Schiefer has unsuccessfully disputed the admissibility of the confession.
Schiefer told Viljoen that he shot his parents at home. He said he was "triggered" when his mother swore at him and accused him of not wanting to learn, of wasting her money, and of just walking around doing nothing.
He said he "decided that this is enough", and went to get a knife from a drawer before he proceeded to stab his mother.
He next went to the bedroom where his father was sleeping and shot his father with a pistol which he had taken from a cupboard, Schiefer said.
Finding his mother still alive after that, he shot her several times and also stabbed her again, he related.

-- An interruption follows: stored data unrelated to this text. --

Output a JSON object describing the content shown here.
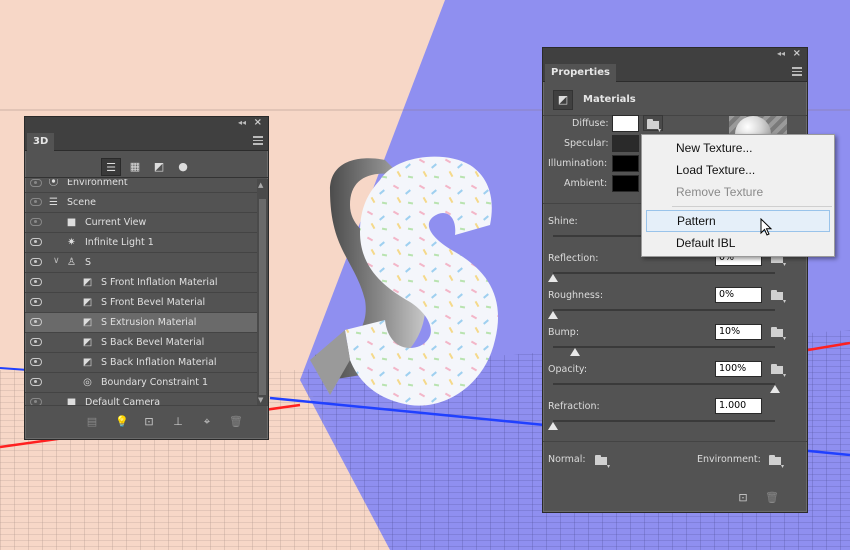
{
  "panel3d": {
    "tab": "3D",
    "filter_icons": [
      "scene-filter-icon",
      "mesh-filter-icon",
      "material-filter-icon",
      "light-filter-icon"
    ],
    "rows": [
      {
        "label": "Environment",
        "icon": "environment-icon",
        "eye": "dim"
      },
      {
        "label": "Scene",
        "icon": "scene-icon",
        "eye": "dim"
      },
      {
        "label": "Current View",
        "icon": "camera-icon",
        "eye": "dim"
      },
      {
        "label": "Infinite Light 1",
        "icon": "light-icon",
        "eye": "on"
      },
      {
        "label": "S",
        "icon": "mesh-icon",
        "eye": "on"
      },
      {
        "label": "S Front Inflation Material",
        "icon": "material-icon",
        "eye": "on"
      },
      {
        "label": "S Front Bevel Material",
        "icon": "material-icon",
        "eye": "on"
      },
      {
        "label": "S Extrusion Material",
        "icon": "material-icon",
        "eye": "on",
        "selected": true
      },
      {
        "label": "S Back Bevel Material",
        "icon": "material-icon",
        "eye": "on"
      },
      {
        "label": "S Back Inflation Material",
        "icon": "material-icon",
        "eye": "on"
      },
      {
        "label": "Boundary Constraint 1",
        "icon": "constraint-icon",
        "eye": "on"
      },
      {
        "label": "Default Camera",
        "icon": "camera-icon",
        "eye": "dim"
      }
    ],
    "footer_icons": [
      "render-icon",
      "add-light-icon",
      "new-object-icon",
      "ground-icon",
      "constraint-tool-icon",
      "delete-icon"
    ]
  },
  "properties": {
    "tab": "Properties",
    "title": "Materials",
    "diffuse_label": "Diffuse:",
    "specular_label": "Specular:",
    "illumination_label": "Illumination:",
    "ambient_label": "Ambient:",
    "diffuse_color": "#ffffff",
    "specular_color": "#2a2a2a",
    "illumination_color": "#000000",
    "ambient_color": "#000000",
    "shine_label": "Shine:",
    "reflection": {
      "label": "Reflection:",
      "value": "0%",
      "slider": 0.0
    },
    "roughness": {
      "label": "Roughness:",
      "value": "0%",
      "slider": 0.0
    },
    "bump": {
      "label": "Bump:",
      "value": "10%",
      "slider": 0.1
    },
    "opacity": {
      "label": "Opacity:",
      "value": "100%",
      "slider": 1.0
    },
    "refraction": {
      "label": "Refraction:",
      "value": "1.000",
      "slider": 0.0
    },
    "normal_label": "Normal:",
    "environment_label": "Environment:"
  },
  "dropdown": {
    "items": [
      {
        "label": "New Texture...",
        "disabled": false
      },
      {
        "label": "Load Texture...",
        "disabled": false
      },
      {
        "label": "Remove Texture",
        "disabled": true
      },
      {
        "label": "Pattern",
        "disabled": false,
        "hover": true
      },
      {
        "label": "Default IBL",
        "disabled": false
      }
    ]
  },
  "colors": {
    "panel_bg": "#535353",
    "scene_peach": "#f7d7c7",
    "scene_blue": "#8f8ff0",
    "axis_red": "#ff2020",
    "axis_blue": "#2040ff"
  }
}
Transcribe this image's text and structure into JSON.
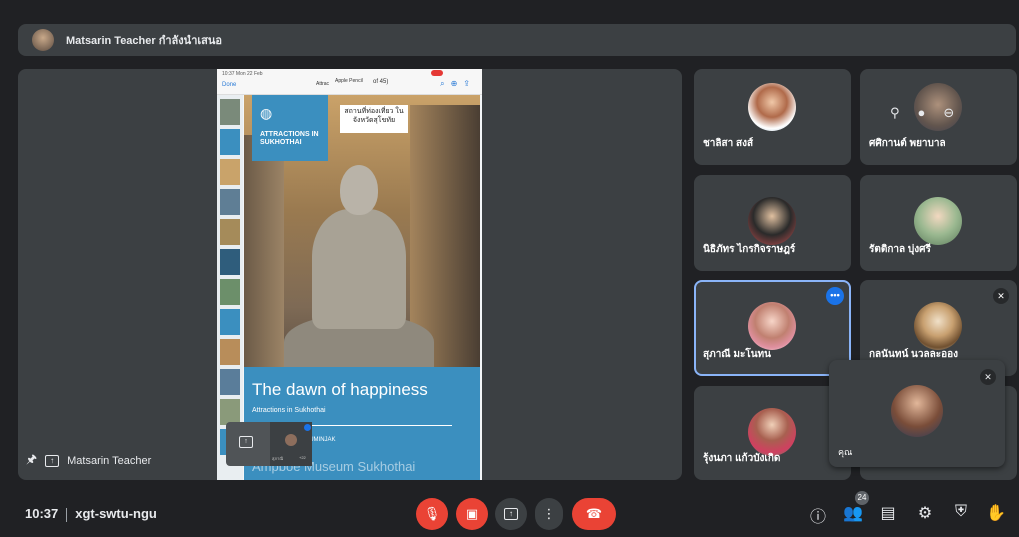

When he fired the shot at his father, he shot him "through the pillow which I held in front of the pistol", Schiefer said.
A spent cartridge was found inside a pillow at the scene of the crime, the court has heard earlier in the trial.
No clear bullet hole was found in the pillow, though.
A forensic scientist attached to the National Forensic Science Institute, William Nambahu, told the court yesterday that he again examined the pillow last week and also did simulation tests on it.
Nambahu said he could not find gunshot residue on the pillow.
Molten synthetic fibres were found inside the pillow, and Nambahu concluded these were highly probably caused when a shot was fired from a firearm which was wrapped in the pillow.
Nambahu was the seventeenth prosecution witness to testify in the trial.
Schiefer has been kept in custody since his arrest on January 19 2008.